Sashiko in Tillamook

In a couple of weeks I will be in Tillamook again teaching at the Latimer Quilt and Textile Center. This time I will give a class on Sashiko – Japanese hand stitching that is a cross between embroidery and quilting. Like quilting, it is a running stitch often stitched through one or more layers of fabric but the stitches are larger and rendered in thicker thread. The prominent stitches coupled with the lack of batting between the layers, place it closer to the realm of embroidery.

Sashiko is considered a rustic ‘folk art’ as opposed to the elegant Japanese silk embroidery that might grace a precious Kimono or silk panel. As a folk art , Indigo fabric with white or off-white thread is traditional. Indigo is easily grown in many climates and is a common natural dye making it accessible and affordable to all. Sometimes you might see a natural color fabric with Indigo thread though these days anything goes and Sashiko thread and fabrics come in many colors.

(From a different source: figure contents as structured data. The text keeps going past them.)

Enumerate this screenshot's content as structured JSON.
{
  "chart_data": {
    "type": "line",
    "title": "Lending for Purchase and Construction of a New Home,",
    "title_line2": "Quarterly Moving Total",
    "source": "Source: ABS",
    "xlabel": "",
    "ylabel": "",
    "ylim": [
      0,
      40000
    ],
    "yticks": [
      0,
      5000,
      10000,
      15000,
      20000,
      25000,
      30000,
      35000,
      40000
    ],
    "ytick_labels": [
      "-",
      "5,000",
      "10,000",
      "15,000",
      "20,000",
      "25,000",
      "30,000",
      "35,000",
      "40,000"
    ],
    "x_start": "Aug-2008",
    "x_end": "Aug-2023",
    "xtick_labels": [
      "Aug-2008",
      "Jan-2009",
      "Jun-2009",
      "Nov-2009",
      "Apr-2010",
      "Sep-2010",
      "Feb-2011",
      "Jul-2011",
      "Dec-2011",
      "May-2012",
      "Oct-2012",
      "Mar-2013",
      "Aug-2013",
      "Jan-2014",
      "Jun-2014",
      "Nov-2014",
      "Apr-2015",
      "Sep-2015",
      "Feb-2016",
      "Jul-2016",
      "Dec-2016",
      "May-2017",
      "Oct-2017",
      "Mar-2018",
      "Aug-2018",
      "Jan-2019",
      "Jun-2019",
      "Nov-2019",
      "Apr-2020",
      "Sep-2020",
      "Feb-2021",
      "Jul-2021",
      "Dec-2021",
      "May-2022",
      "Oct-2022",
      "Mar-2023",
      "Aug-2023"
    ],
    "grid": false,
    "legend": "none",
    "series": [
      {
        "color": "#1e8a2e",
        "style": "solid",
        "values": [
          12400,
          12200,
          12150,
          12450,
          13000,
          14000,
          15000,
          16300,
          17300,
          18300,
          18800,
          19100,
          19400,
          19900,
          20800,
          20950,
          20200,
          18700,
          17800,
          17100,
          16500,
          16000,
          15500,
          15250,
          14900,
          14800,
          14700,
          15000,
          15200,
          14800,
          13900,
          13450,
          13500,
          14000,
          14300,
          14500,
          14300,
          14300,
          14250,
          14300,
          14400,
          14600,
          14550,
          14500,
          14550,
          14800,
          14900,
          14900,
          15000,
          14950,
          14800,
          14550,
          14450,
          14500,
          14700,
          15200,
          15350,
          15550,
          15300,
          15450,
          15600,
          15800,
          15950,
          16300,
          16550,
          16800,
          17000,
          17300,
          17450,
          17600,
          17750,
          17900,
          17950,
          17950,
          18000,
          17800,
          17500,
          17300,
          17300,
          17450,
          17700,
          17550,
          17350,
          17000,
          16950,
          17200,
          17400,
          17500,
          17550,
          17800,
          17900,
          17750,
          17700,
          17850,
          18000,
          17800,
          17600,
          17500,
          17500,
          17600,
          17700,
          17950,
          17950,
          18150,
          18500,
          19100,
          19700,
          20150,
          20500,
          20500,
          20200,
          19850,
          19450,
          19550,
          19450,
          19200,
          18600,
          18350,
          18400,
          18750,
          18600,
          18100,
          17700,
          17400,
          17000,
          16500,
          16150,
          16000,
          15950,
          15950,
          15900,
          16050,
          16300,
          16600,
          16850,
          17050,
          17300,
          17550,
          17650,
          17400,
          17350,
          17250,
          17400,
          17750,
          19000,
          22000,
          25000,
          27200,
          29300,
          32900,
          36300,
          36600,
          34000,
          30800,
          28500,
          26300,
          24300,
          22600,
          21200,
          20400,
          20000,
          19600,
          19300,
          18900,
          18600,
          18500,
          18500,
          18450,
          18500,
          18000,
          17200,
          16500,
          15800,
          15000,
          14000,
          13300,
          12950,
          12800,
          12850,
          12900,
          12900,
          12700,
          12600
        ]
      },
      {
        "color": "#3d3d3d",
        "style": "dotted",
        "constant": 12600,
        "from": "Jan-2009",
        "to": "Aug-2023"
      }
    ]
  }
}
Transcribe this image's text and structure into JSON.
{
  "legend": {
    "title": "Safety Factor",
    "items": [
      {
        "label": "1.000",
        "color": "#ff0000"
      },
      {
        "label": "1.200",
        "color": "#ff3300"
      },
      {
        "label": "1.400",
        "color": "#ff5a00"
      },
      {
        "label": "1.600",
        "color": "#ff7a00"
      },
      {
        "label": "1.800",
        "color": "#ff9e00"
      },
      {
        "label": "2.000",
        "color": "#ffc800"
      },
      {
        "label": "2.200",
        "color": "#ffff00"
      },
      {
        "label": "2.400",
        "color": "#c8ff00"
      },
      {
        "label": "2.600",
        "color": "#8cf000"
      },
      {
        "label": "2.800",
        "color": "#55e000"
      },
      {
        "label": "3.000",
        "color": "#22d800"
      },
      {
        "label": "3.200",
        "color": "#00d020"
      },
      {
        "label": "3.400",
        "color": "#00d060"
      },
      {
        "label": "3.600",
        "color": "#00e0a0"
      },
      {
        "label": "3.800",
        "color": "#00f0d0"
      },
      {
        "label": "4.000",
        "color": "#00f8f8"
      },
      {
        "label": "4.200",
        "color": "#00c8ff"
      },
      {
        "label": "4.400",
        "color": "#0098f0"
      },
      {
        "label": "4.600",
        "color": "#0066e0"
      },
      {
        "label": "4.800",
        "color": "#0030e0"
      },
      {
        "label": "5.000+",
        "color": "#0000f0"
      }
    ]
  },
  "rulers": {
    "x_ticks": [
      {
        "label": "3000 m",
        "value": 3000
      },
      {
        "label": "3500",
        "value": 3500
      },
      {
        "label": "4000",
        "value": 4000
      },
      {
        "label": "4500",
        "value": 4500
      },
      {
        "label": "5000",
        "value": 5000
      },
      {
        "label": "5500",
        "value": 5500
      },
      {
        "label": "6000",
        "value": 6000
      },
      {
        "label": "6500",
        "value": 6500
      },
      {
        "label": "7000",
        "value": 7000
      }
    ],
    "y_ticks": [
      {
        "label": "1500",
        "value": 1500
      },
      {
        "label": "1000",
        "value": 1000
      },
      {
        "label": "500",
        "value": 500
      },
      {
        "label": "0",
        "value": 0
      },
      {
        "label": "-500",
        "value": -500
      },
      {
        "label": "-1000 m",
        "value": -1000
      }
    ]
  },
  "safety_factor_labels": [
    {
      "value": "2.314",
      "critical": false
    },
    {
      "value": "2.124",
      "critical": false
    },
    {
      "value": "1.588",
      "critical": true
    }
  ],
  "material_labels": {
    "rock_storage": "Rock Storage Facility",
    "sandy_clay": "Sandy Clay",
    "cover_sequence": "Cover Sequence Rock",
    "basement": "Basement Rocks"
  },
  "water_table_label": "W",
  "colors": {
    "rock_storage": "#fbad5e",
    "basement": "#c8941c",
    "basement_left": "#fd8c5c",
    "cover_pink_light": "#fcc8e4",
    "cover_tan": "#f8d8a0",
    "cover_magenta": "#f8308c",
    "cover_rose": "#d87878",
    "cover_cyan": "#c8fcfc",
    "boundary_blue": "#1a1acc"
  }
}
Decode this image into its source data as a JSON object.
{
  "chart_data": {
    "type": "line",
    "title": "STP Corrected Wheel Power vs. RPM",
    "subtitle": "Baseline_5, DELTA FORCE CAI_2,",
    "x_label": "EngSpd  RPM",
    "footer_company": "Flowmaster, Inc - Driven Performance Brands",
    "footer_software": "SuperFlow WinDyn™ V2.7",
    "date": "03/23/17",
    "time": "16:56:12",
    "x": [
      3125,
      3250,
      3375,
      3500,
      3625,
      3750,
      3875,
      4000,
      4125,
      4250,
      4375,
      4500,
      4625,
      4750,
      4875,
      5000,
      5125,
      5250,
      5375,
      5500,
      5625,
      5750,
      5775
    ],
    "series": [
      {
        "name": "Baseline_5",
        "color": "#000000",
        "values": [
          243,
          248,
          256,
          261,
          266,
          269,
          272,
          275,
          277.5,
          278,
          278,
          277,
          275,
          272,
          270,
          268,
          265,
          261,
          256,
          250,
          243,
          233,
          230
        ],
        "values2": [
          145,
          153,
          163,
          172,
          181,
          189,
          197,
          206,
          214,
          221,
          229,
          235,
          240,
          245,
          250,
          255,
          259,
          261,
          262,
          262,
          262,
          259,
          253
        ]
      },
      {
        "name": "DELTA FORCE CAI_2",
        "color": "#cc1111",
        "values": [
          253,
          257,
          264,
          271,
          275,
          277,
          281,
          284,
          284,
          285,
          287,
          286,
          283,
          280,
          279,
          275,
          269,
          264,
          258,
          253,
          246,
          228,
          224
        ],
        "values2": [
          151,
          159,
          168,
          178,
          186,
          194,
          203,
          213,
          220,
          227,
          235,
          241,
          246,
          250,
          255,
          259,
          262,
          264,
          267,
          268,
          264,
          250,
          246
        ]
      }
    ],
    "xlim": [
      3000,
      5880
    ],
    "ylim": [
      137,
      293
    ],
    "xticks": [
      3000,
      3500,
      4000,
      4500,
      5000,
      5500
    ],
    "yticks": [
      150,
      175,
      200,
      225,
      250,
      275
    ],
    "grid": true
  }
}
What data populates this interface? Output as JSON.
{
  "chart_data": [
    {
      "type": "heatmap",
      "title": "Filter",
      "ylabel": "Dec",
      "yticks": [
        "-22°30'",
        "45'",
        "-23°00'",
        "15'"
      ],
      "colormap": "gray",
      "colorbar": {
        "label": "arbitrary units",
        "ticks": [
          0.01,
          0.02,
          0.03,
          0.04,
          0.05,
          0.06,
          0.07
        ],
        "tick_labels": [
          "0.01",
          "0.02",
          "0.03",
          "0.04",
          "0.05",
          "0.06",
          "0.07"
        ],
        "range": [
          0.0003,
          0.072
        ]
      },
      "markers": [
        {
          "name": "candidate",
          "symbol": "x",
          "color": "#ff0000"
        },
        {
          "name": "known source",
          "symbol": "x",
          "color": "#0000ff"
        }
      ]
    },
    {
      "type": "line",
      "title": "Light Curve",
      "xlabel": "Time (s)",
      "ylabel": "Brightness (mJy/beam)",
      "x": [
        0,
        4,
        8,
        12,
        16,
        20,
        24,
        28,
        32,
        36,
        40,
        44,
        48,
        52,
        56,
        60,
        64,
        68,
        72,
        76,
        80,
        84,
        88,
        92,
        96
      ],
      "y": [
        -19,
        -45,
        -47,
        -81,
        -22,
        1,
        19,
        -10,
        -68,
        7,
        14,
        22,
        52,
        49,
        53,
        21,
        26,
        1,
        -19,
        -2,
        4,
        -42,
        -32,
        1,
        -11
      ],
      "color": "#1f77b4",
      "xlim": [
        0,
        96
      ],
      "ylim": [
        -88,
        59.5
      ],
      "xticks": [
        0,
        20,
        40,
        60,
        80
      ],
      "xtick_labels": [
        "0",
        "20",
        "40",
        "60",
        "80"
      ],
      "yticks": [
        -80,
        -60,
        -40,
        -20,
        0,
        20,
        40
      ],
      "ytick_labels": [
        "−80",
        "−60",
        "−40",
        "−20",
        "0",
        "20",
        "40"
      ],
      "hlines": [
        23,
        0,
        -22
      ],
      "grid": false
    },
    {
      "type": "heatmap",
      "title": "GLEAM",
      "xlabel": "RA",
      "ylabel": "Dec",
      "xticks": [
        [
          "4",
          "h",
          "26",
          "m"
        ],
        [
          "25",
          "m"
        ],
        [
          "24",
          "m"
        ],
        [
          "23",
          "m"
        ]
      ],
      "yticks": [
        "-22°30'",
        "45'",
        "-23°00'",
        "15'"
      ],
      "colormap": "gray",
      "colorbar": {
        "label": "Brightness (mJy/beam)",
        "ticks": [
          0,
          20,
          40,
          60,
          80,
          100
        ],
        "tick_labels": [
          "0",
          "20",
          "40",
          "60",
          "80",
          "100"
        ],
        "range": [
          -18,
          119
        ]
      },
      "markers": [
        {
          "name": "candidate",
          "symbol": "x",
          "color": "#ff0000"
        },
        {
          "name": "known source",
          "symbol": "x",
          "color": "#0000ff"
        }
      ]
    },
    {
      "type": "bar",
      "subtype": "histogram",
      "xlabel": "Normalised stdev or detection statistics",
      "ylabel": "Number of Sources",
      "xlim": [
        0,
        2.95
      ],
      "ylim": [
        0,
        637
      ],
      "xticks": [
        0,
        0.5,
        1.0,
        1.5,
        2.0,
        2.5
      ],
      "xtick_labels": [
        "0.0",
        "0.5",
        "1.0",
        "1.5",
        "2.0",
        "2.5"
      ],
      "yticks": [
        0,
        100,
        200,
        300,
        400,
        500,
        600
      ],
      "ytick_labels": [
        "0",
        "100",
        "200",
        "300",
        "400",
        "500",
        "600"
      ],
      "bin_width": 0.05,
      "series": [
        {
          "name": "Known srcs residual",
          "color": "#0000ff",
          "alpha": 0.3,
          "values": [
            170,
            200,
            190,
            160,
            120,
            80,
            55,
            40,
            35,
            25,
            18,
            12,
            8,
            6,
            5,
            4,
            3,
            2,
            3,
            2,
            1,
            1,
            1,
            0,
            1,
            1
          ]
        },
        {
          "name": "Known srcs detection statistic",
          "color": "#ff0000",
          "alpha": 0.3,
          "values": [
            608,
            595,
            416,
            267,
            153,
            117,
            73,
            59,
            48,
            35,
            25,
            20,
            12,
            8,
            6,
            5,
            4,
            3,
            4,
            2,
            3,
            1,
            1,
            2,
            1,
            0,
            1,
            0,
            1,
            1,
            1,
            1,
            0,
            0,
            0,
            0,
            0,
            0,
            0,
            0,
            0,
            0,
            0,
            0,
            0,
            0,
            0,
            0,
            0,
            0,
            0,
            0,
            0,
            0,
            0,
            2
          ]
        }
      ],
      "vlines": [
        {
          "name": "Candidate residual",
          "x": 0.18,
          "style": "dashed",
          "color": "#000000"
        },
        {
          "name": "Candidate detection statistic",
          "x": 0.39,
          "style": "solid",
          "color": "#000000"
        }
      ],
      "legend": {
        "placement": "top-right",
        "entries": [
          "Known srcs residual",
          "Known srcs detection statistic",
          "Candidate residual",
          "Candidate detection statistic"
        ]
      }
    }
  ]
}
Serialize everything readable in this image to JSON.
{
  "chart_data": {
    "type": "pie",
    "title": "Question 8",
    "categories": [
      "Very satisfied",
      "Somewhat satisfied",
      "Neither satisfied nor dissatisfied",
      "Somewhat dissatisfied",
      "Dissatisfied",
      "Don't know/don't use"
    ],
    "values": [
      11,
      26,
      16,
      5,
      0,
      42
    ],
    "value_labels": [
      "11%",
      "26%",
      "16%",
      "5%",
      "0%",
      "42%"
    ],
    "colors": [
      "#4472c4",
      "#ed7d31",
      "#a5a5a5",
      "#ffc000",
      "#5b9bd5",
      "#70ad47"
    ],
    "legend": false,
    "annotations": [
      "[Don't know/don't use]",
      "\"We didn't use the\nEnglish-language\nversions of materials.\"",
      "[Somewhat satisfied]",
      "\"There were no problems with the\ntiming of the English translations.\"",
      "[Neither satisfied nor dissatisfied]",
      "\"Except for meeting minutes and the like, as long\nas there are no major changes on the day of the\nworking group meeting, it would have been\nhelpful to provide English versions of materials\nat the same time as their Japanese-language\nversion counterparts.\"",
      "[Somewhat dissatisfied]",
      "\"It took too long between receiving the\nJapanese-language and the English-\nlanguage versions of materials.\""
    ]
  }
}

Sashiko fabric, typically made of cotton (sometimes a blend of cotton and linen), is a looser and coarser weave than domestic quilting cottons making it easier to stitch with the large needles and threads used in the stitchery. You will not usually find it in regular quilt or fabric stores. Two good sources are: One World Fabrics and Shibori Dragon. One World Fabrics is online only (though local to Portland) while Shibori Dragon sells online but also has a retail store up near Tacoma WA. You will also find an assortment of Sashiko thread and needles at both shops.

Of course, you can stitch Sashiko on any fabric that you can get the needle and thread through hence my samples shown below of Japanese Yarn Dye fabrics. I have also stitched on Linen and denim (though denim is hard to pull the needle through) as well as a variety of domestic cotton fabrics. The thread can also be substituted if you cannot find authentic Sashiko thread. I find Floche (made by DMC) is a very acceptable substitute but I have also used linen thread, wool thread and even Pearl Cotton. Pearl cotton is rejected by many ‘purists’ as it has a distinctly visible twist. Susan Briscoe (author of a number of books on Sashiko) advises against using it. Speaking of Susan Briscoe, of the numerous books she has written on the subject of Japanese quilting my favorite is The Ultimate Sashiko Sourcebook. It lives up to its name as being the ultimate book on that topic.

The Sashiko class is scheduled for Tuesday October 20 from 10-4 at the Latimer Textile Center. The following day (Wednesday) I will be teaching a Thread Painting class there as well, but more on that in a future post.